Redox-responsive peptide-based complex coacervates as delivery vehicles with controlled release of proteinous drugs

Abstract Proteinous drugs are highly promising therapeutics to treat various diseases. However, they suffer from limited circulation times and severe off-target side effects. Inspired by active membraneless organelles capable of dynamic recruitment and releasing of specific proteins, here, we present the design of coacervates as therapeutic protocells, made from small metabolites (anionic molecules) and simple arginine-rich peptides (cationic motif) through liquid-liquid phase separation. These complex coacervates demonstrate that their assembly and disassembly can be regulated by redox chemistry, which helps to control the release of the therapeutic protein.
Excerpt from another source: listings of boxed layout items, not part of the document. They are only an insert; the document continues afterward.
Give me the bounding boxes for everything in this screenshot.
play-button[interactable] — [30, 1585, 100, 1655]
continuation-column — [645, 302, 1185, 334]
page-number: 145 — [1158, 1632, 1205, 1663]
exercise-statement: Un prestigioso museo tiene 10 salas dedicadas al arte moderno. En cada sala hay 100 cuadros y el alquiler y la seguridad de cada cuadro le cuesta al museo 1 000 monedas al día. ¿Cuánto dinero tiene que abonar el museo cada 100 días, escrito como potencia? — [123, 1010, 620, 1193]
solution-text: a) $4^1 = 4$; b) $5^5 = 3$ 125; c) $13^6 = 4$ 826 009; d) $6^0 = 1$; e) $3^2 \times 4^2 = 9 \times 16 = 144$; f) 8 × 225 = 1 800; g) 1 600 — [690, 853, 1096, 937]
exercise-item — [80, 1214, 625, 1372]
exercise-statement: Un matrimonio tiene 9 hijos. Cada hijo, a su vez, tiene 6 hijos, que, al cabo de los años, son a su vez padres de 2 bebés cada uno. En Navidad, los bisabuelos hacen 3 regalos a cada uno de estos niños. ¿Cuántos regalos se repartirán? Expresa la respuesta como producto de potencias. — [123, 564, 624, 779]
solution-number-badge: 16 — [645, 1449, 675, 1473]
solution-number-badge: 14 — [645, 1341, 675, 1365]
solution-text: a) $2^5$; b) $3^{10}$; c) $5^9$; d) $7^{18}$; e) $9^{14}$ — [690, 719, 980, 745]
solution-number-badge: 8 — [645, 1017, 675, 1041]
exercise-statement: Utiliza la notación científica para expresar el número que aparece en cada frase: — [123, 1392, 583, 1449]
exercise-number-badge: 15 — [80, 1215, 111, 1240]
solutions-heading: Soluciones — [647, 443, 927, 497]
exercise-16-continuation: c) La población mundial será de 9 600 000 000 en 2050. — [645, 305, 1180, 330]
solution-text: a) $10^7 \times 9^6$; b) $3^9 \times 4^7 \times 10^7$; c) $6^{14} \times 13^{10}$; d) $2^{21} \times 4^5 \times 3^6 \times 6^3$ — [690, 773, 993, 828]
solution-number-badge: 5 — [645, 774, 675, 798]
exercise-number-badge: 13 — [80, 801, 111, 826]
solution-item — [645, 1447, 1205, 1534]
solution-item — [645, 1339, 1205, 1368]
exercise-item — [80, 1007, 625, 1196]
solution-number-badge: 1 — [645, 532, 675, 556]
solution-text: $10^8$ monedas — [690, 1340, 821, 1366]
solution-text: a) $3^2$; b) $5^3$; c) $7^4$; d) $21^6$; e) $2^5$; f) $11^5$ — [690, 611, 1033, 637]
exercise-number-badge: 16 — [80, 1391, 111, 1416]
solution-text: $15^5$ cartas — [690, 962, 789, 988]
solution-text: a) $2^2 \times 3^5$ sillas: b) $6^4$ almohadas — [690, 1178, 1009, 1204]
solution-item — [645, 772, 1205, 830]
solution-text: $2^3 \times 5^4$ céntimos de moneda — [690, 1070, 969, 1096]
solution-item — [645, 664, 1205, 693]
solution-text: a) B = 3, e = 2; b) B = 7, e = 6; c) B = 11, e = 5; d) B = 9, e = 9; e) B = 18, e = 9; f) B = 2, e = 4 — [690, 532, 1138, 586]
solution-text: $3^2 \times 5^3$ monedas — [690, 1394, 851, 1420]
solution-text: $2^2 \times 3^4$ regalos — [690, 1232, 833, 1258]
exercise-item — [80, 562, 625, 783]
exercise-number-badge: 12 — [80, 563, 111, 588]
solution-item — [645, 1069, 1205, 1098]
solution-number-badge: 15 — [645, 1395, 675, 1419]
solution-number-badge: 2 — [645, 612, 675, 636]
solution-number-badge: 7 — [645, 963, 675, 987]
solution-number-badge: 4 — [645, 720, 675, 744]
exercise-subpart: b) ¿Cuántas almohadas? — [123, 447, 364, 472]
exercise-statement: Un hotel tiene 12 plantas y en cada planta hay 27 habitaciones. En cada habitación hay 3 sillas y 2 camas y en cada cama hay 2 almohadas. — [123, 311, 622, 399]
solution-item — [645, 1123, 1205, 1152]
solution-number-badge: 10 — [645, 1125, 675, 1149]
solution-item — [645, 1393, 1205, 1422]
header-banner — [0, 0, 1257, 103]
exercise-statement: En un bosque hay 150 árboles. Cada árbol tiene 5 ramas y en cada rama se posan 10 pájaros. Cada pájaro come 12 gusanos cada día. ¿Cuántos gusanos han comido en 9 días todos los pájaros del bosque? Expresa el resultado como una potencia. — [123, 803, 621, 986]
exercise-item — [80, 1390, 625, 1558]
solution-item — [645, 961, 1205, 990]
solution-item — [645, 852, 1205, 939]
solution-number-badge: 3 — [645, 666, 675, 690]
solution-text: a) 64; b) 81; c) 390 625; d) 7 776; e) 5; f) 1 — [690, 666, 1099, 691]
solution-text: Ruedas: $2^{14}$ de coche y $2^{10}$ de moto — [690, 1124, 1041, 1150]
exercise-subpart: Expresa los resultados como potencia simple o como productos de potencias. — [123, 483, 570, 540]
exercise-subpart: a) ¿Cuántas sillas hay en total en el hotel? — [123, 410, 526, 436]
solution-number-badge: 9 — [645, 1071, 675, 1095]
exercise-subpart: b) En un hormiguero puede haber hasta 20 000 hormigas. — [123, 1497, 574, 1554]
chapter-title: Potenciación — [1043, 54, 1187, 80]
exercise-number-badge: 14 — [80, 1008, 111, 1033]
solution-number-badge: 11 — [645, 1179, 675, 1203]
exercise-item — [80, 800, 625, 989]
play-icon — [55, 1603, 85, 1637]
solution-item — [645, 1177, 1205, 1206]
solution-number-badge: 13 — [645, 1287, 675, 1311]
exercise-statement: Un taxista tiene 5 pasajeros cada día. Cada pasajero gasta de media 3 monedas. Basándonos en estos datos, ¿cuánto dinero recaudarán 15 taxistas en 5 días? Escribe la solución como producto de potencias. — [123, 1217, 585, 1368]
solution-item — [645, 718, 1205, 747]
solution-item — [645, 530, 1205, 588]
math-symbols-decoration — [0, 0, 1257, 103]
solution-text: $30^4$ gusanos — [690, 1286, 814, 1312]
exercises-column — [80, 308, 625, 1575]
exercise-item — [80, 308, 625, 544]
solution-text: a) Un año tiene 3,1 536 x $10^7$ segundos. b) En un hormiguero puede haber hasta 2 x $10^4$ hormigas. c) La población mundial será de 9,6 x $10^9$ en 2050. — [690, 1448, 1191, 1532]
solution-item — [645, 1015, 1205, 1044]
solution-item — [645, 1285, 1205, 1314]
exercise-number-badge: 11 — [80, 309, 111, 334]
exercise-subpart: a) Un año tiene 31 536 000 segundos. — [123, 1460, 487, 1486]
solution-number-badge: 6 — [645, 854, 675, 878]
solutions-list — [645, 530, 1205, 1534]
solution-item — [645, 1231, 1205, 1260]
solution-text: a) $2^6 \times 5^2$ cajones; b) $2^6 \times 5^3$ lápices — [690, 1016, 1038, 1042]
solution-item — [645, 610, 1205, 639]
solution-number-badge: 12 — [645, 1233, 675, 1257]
A model proteinous drugs, tissue plasminogen activator (tPA), can rapidly compartmentalize inside the complex coacervates, and the coacervates formed from peptides conjugated with arginine-glycine-aspartic acid (RGD) motif (a fibrinogen-derived peptide sequence), show selective binding to the thrombus site and thus enhance on-target efficacy of tPA. Furthermore, the burst release of tPA can be controlled by the redox-induced dissolution of the coacervates. Our proof-of-principle complex coacervate system provides insights into the sequestration and release of proteinous drugs from advanced drug delivery systems and represents a step toward the construction of synthetic therapeutic protocells for biomedical applications.